Friday, May 21

Friends, how many us of have them?

I was at the mall during my lunch break today. Doing my usual routine of people watching and looking at shoes. Actually bought new shoes, so it wasn't a pointless journey to a place I easily get annoyed at.

While I was walking around, looking at ridiculous items that I will never understand why people would buy, I thought about my friends.

Earlier in the day, an old friend, a good friend reopened his facebook page. My friend has serious issues. I am always concerned for him, but there seems to be nothing I can do. I have tried, but I am kind of being prevented from helping him. I feel helpless. A lot of my other friends think he is a lost cause, because he damaged beyond repair. I just wish there was something I could do. He is one of the sweetest guys I know, besides your truly. Well he write these notes to himself on his facebook page. Today I was referenced in the last one. Let me remind you that he has lost his mind. He made it sound like me and him had talked within the last couple of hours and that he was agreeing with me on something. I don't know where he is coming up with this...should I be happy that I'm in his mind? It's frustrating. I just pray that he can get well.
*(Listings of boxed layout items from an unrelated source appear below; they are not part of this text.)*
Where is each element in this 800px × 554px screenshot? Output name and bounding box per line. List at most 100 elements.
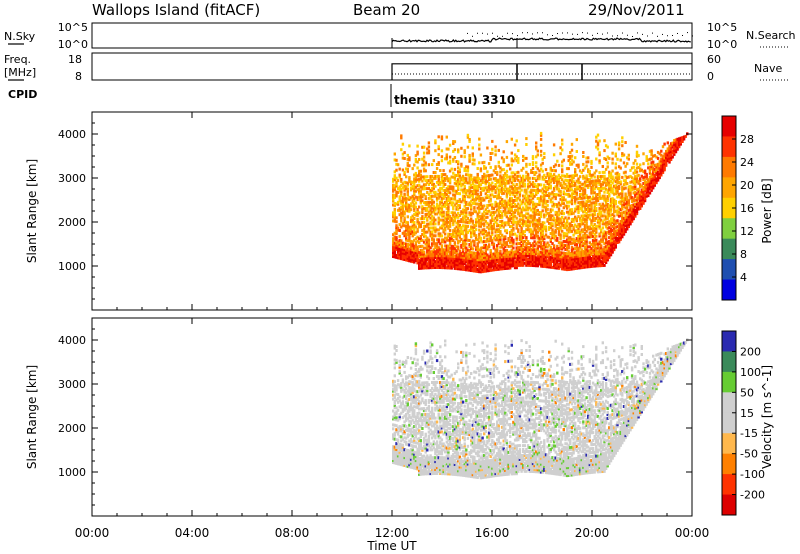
power-cell	[582, 244, 585, 248]
power-cell	[413, 258, 416, 262]
power-cell	[481, 260, 484, 264]
power-cell	[400, 255, 403, 259]
power-cell	[606, 216, 609, 220]
power-cell	[474, 253, 478, 257]
power-cell	[539, 215, 543, 219]
power-cell	[614, 245, 617, 249]
power-cell	[444, 262, 447, 266]
power-cell	[450, 264, 453, 268]
power-cell	[609, 209, 613, 213]
power-cell	[447, 216, 450, 220]
power-cell	[561, 251, 564, 255]
power-cell	[492, 185, 496, 189]
power-cell	[434, 246, 437, 250]
power-cell	[458, 251, 461, 255]
power-cell	[418, 171, 421, 175]
power-cell	[403, 184, 406, 188]
power-cell	[640, 184, 643, 188]
power-cell	[470, 177, 473, 181]
sky-left-label: N.Sky	[4, 30, 36, 43]
power-cell	[413, 232, 416, 236]
power-cell	[567, 192, 570, 196]
power-cell	[569, 222, 572, 226]
power-cell	[440, 226, 444, 230]
power-cell	[500, 184, 504, 188]
power-cell	[616, 211, 619, 215]
power-cell	[513, 191, 517, 194]
power-cell	[466, 238, 470, 242]
power-cell	[601, 208, 604, 212]
power-cell	[431, 222, 434, 226]
power-cell	[569, 253, 572, 257]
power-cell	[559, 217, 562, 221]
power-cell	[439, 218, 442, 222]
power-cell	[393, 158, 396, 162]
power-cell	[572, 253, 575, 257]
power-cell	[523, 208, 526, 212]
power-cell	[588, 199, 591, 203]
power-cell	[473, 229, 476, 233]
power-cell	[481, 250, 484, 254]
power-cell	[637, 189, 640, 193]
power-cell	[414, 211, 418, 215]
power-cell	[479, 260, 483, 264]
power-cell	[564, 178, 567, 182]
power-cell	[474, 236, 478, 239]
power-cell	[606, 195, 609, 199]
power-cell	[440, 175, 444, 178]
power-cell	[431, 244, 434, 248]
power-cell	[608, 226, 611, 230]
power-cell	[413, 256, 416, 260]
power-cell	[595, 183, 598, 187]
power-cell	[504, 205, 507, 209]
power-cell	[648, 181, 652, 185]
power-cell	[403, 252, 406, 256]
power-cell	[533, 210, 536, 214]
power-cell	[520, 251, 523, 255]
power-cell	[604, 223, 608, 227]
power-cell	[481, 175, 484, 178]
power-cell	[621, 221, 624, 225]
power-cell	[432, 252, 435, 256]
power-cell	[479, 187, 483, 191]
power-cell	[556, 219, 559, 223]
power-cell	[629, 206, 632, 210]
power-cell	[416, 152, 419, 156]
power-cell	[429, 230, 432, 234]
power-cell	[608, 242, 611, 245]
power-cell	[549, 208, 552, 212]
power-cell	[619, 208, 622, 212]
power-cell	[548, 253, 551, 257]
power-cell	[520, 188, 523, 192]
power-cell	[536, 244, 539, 248]
power-cell	[561, 259, 564, 263]
power-cell	[575, 256, 578, 260]
power-cell	[578, 258, 582, 262]
power-cell	[418, 195, 421, 199]
power-cell	[543, 205, 546, 209]
power-cell	[583, 208, 587, 212]
power-cell	[517, 210, 520, 214]
power-cell	[546, 235, 549, 239]
power-cell	[585, 180, 588, 184]
power-cell	[569, 252, 572, 255]
power-cell	[502, 160, 505, 164]
power-cell	[429, 220, 432, 224]
power-cell	[466, 268, 470, 272]
power-cell	[551, 204, 554, 208]
power-cell	[418, 187, 421, 191]
power-cell	[622, 222, 626, 226]
power-cell	[531, 232, 535, 236]
power-cell	[530, 198, 533, 202]
power-cell	[447, 187, 450, 191]
freq-right-tick-top: 60	[707, 53, 721, 66]
power-cell	[437, 218, 440, 222]
power-cell	[552, 264, 556, 268]
power-cell	[515, 198, 518, 202]
power-cell	[574, 255, 577, 259]
power-cell	[393, 217, 396, 221]
power-cell	[427, 204, 431, 208]
power-cell	[468, 243, 471, 246]
power-cell	[609, 213, 613, 217]
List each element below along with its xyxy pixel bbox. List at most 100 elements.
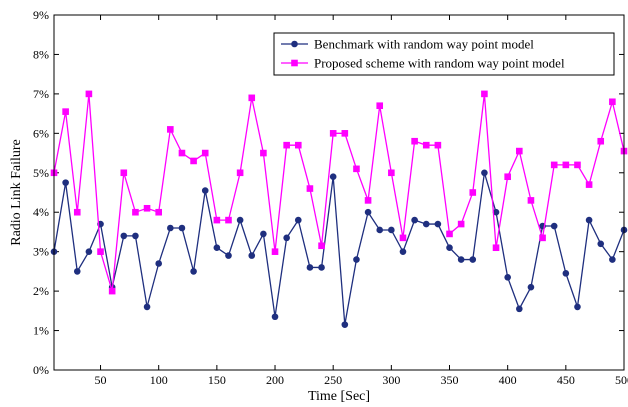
x-tick-label: 150 [208,373,226,387]
y-tick-label: 5% [33,166,49,180]
legend-label-proposed: Proposed scheme with random way point mo… [314,56,565,71]
data-point [585,216,593,224]
y-axis-title: Radio Link Failure [9,139,24,246]
data-point [399,234,407,242]
data-point [260,149,267,157]
data-point [294,216,302,224]
data-point [422,220,430,228]
data-point [190,268,197,275]
legend-box [273,32,615,76]
data-point [201,187,209,194]
data-point [550,222,558,230]
data-point [271,313,279,321]
legend: Benchmark with random way point model Pr… [273,32,615,76]
data-point [481,90,488,98]
data-point [178,149,186,157]
series-layer [50,90,628,328]
x-axis-title: Time [Sec] [308,389,370,404]
x-tick-label: 200 [266,373,284,387]
y-tick-label: 0% [33,363,49,377]
data-point [434,141,442,149]
data-point [481,169,488,177]
data-point [85,248,93,255]
data-point [167,126,174,133]
y-tick-labels: 0% 1% 2% 3% 4% 5% 6% 7% 8% 9% [33,8,49,377]
data-point [341,321,349,328]
data-point [388,226,395,234]
data-point [527,283,535,291]
data-point [364,208,372,216]
data-point [108,287,116,295]
data-point [318,242,325,250]
data-point [225,216,232,224]
data-point [457,256,465,263]
data-point [434,220,442,228]
data-point [353,256,360,263]
legend-label-benchmark: Benchmark with random way point model [314,37,534,52]
data-point [562,270,570,277]
data-point [120,232,128,240]
data-point [504,173,511,181]
data-point [248,252,256,259]
y-tick-label: 2% [33,284,49,298]
data-point [155,260,162,267]
y-tick-label: 7% [33,87,49,101]
data-point [376,226,384,234]
data-point [236,169,244,177]
data-point [329,173,337,181]
data-point [283,234,290,242]
data-point [306,264,314,271]
legend-marker-benchmark [291,40,298,48]
data-point [597,240,605,248]
data-point [341,130,349,137]
data-point [446,230,453,238]
data-point [178,224,186,232]
data-point [62,108,69,115]
plot-frame [53,14,625,371]
x-tick-label: 400 [499,373,517,387]
data-point [574,161,581,169]
data-point [516,147,523,155]
x-tick-label: 50 [95,373,107,387]
y-tick-label: 3% [33,245,49,259]
data-point [143,303,151,311]
data-point [283,141,290,149]
y-tick-label: 1% [33,324,49,338]
data-point [201,149,209,157]
data-point [539,234,546,242]
data-point [236,216,244,224]
data-point [190,157,197,165]
data-point [399,248,407,255]
data-point [411,216,418,224]
data-point [62,179,69,186]
data-point [73,208,81,216]
x-tick-labels: 50 100 150 200 250 300 350 400 450 500 [95,373,628,387]
data-point [364,197,372,204]
x-tick-label: 350 [441,373,459,387]
data-point [492,244,500,252]
data-point [294,141,302,149]
data-point [213,216,221,224]
data-point [446,244,453,252]
data-point [550,161,558,169]
data-point [376,102,384,110]
data-point [504,274,511,281]
data-point [143,204,151,212]
x-tick-label: 250 [324,373,342,387]
y-tick-label: 6% [33,126,49,140]
data-point [132,232,139,240]
data-point [585,181,593,188]
y-tick-label: 8% [33,47,49,61]
data-point [609,98,616,106]
data-point [527,197,535,204]
x-tick-label: 300 [382,373,400,387]
data-point [318,264,325,271]
x-tick-label: 500 [615,373,628,387]
data-point [213,244,221,252]
legend-marker-proposed [291,59,298,67]
data-point [469,189,477,196]
y-tick-label: 9% [33,8,49,22]
data-point [609,256,616,263]
series-line-1 [53,172,625,325]
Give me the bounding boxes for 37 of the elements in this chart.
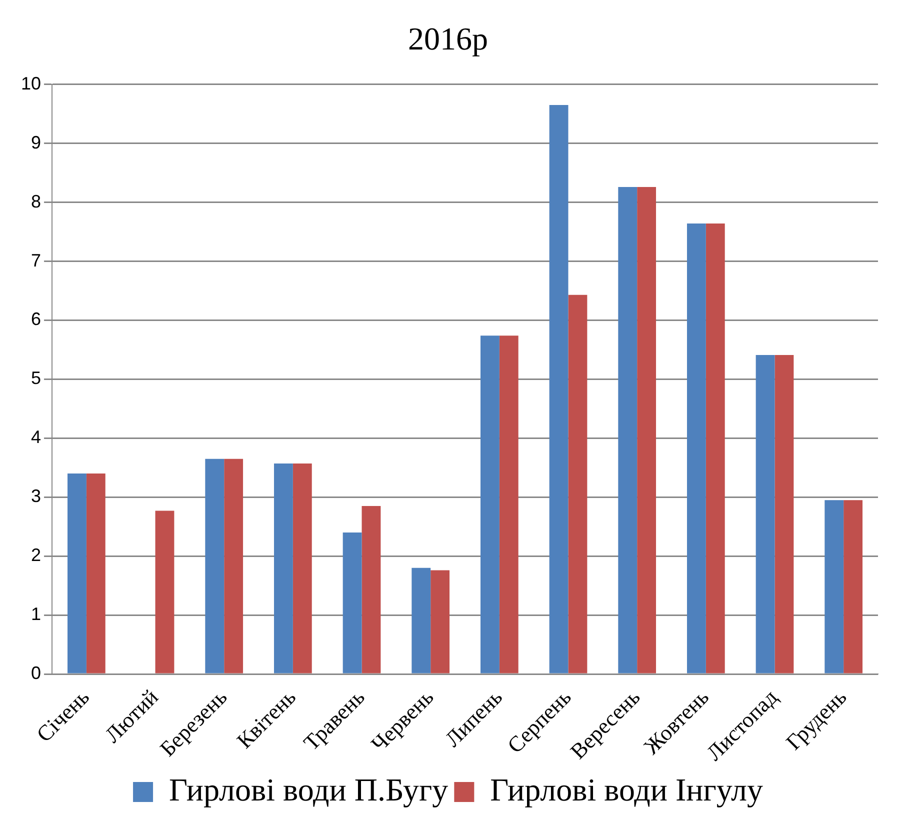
bar — [686, 224, 706, 674]
y-tick-label: 9 — [31, 132, 42, 152]
y-tick-label: 5 — [31, 368, 42, 388]
y-tick-label: 4 — [31, 427, 42, 448]
bar — [362, 506, 381, 674]
bar — [412, 568, 431, 674]
bar — [844, 500, 863, 674]
bar — [549, 105, 568, 674]
bar — [224, 458, 244, 674]
bar — [480, 336, 500, 674]
bar — [618, 186, 638, 674]
y-tick-label: 8 — [31, 191, 42, 212]
bar — [637, 186, 656, 674]
bar — [68, 474, 86, 674]
y-tick-label: 1 — [31, 604, 42, 624]
bar — [274, 464, 293, 674]
y-tick-label: 10 — [20, 73, 42, 94]
y-tick-label: 0 — [31, 663, 42, 684]
bar — [499, 336, 518, 674]
legend-label: Гирлові води Інгулу — [490, 771, 763, 808]
bar — [824, 500, 844, 674]
bar — [155, 510, 174, 674]
bar — [774, 355, 794, 674]
y-tick-label: 2 — [31, 545, 42, 566]
y-tick-label: 3 — [31, 486, 42, 506]
bar — [205, 458, 224, 674]
bar — [342, 532, 362, 674]
legend-label: Гирлові води П.Бугу — [169, 771, 448, 808]
bar — [756, 355, 775, 674]
y-tick-label: 6 — [31, 309, 42, 330]
y-tick-label: 7 — [31, 250, 42, 270]
chart-title: 2016р — [408, 20, 488, 57]
bar — [86, 474, 106, 674]
bar — [568, 294, 588, 674]
bar — [706, 224, 725, 674]
bar — [292, 464, 312, 674]
bar — [430, 570, 450, 674]
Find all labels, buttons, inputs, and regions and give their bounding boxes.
I also got another email from one of my best friends who is leaving for Makwal within a few days. I was in his wedding and we have shared a lot of great times and stories in high school. I worry about him. He is off to fight in a war. I can't be there for him either. I also have to pray for his safety. I could never do what he has to do. I am a lover, not a fighter. I am a kick ass lover, and a shit fighter. I texted him today to tell them that has balls the size of King Kong. I guess its a pride thing to say you have big balls, but I don't think any of us males want balls the size of King Kong.

Back to the mall....I started to think how much my friends mean to me.But you can never replace the bonds that you had with friends that you grew up with. It would be nice to get all of us together and go somewhere and get wasted. The thing is, I just don't see all of us doing that. It saddens me.

I always incorporate songs that I have heard with my feelings. Music is art that describes every emotion and every possible thing. The only song I have in my head is "Friends" by Wine Wine. To be honest, I hate this song. They played it at least 5 times a day when I went to silent place. I hated that. I was so sheltered that I had never been away from home. So I cried almost every day. The last day of one, everyone was crying because they were sad to leave. I was crying tears of joy because I was getting the hell out of that place. Silent place: Don't go because you like the girl down the street that is going. It's not worth it.